Take a look at the submission by UK Information Commissioner Richard Thomas here who adhere nicely to the policy issues. Here is part of his testimony – testimony that is far more compelling than the flaccid prevarications coming from the likes of Ralph Cicerone and Gerry North:
3.2 … The public must be satisfied that publicly-funded universities, as with any other public authority in receipt of public funding, are properly accountable, adopt systems of good governance and can inspire public trust and confidence in their work and operations. The FOIA, by requiring transparency and open access, allows the public to scrutinize the actions and decisions taken by public institutions. Failure to respond or to respond properly to FOIA requests undermines public confidence in public institutions. The fact that the FOIA requests relate to complex scientific data does not detract from this proposition or excuse non-compliance. The public, even if they can not themselves scrutinize the data, want to ensure that there is a meaningful informed debate especially in respect of issues that are of great public importance currently and for generations to come.
3.3 It can also be said that failure to fulfill FOIA obligations undermines the development of public policy. The CRU is a leading climate research centre and its work has been incorporated into the assessment reports of the Intergovernmental Panel on Climate Change (IPCC).
3.4 Where public policy is based on science, the public expect the science to be the best science available and that the scientists imparting that science act impartially. Scientists must adopt high standards of ethics and scientific integrity, and allow their work to be peer reviewed, subject to appropriate safeguards of intellectual property rights.

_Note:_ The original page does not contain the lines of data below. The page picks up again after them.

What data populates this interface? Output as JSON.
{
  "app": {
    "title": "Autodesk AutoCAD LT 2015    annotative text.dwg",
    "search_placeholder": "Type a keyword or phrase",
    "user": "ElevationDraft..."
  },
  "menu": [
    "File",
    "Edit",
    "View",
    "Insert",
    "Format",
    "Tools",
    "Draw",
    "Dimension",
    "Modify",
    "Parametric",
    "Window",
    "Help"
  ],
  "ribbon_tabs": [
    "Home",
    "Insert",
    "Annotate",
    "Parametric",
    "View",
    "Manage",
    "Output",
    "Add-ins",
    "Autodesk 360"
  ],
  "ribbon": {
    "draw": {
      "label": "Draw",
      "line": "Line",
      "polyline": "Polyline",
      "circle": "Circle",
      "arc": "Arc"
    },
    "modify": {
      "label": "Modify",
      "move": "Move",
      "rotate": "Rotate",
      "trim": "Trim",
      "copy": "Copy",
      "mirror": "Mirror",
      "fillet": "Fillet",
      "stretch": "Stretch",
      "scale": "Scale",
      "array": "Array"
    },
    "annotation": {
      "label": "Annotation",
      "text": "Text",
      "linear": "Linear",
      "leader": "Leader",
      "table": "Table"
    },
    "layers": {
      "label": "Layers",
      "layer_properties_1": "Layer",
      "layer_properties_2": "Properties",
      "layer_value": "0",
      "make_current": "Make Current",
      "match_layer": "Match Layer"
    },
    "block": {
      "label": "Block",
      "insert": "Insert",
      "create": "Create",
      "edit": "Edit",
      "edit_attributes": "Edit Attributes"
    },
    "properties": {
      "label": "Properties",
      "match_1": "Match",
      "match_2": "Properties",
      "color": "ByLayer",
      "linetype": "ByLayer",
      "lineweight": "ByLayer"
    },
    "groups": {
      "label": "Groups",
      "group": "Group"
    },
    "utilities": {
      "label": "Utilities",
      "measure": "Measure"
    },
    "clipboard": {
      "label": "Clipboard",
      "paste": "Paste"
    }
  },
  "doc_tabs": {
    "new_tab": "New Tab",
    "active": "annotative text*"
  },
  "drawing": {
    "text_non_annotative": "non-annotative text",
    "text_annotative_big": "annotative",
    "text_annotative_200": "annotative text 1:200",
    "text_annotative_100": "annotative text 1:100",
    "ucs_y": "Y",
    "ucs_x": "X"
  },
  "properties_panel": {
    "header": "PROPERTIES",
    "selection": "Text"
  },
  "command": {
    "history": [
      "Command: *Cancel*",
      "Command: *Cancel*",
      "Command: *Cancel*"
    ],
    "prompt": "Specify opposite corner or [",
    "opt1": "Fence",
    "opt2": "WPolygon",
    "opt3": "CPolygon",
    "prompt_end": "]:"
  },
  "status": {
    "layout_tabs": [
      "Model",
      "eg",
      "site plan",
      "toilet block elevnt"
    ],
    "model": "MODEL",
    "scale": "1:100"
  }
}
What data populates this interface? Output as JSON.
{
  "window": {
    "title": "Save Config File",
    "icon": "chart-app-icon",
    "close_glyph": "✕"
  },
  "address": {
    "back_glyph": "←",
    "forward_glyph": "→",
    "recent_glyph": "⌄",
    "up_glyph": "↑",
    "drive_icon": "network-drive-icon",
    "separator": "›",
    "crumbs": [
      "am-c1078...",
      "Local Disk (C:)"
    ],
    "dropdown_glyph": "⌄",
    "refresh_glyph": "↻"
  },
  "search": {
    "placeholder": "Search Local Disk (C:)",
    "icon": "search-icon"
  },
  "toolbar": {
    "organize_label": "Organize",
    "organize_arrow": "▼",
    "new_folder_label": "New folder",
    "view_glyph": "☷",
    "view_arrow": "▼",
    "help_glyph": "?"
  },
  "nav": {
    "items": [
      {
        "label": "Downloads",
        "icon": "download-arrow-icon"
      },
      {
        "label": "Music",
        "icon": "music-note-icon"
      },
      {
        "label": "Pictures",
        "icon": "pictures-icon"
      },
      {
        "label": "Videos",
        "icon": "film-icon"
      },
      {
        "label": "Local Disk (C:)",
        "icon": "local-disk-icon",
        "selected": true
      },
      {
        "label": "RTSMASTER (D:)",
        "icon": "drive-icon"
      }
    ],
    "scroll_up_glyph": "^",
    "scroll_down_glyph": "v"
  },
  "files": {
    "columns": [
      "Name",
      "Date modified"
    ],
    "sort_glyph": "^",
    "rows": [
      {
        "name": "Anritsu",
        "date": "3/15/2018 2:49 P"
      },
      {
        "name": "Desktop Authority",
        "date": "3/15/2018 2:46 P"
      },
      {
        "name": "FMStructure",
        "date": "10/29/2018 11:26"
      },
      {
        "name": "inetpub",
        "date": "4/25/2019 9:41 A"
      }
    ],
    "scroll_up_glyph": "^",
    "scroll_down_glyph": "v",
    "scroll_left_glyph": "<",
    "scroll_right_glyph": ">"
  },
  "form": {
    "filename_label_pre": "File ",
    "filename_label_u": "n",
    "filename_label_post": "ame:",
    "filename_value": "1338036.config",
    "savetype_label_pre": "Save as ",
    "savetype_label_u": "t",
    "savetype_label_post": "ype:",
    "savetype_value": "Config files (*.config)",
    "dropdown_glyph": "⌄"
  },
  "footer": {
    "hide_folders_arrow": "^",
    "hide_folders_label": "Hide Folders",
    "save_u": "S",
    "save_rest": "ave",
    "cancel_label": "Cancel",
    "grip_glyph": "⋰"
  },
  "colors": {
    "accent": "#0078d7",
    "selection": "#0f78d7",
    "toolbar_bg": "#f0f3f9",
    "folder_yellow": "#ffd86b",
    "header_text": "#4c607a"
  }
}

3.5 This is especially the case in new areas of science such as climate change research, where it is clear the results are directly influencing the development of public policy. (Indeed, FOIA makes special provision for the easier disclosure of statistical data where the section 36 exemption could otherwise apply – see section 36(4)). Access to the original data, computer models and an explanation of the analytical methods used is necessary to ensure that results are reproducible. Any attempts to limit peer review, to omit or distort scientific data or to limit access to data sets, models or methodologies used and thus frustrating any review of the science would lead to legitimate questioning of the conclusions asserted. In the wider context of public sector transparency, there is a risk that attempts to withhold the disclosure of information without good reason will increasingly be characterised in terms of “something to hide.”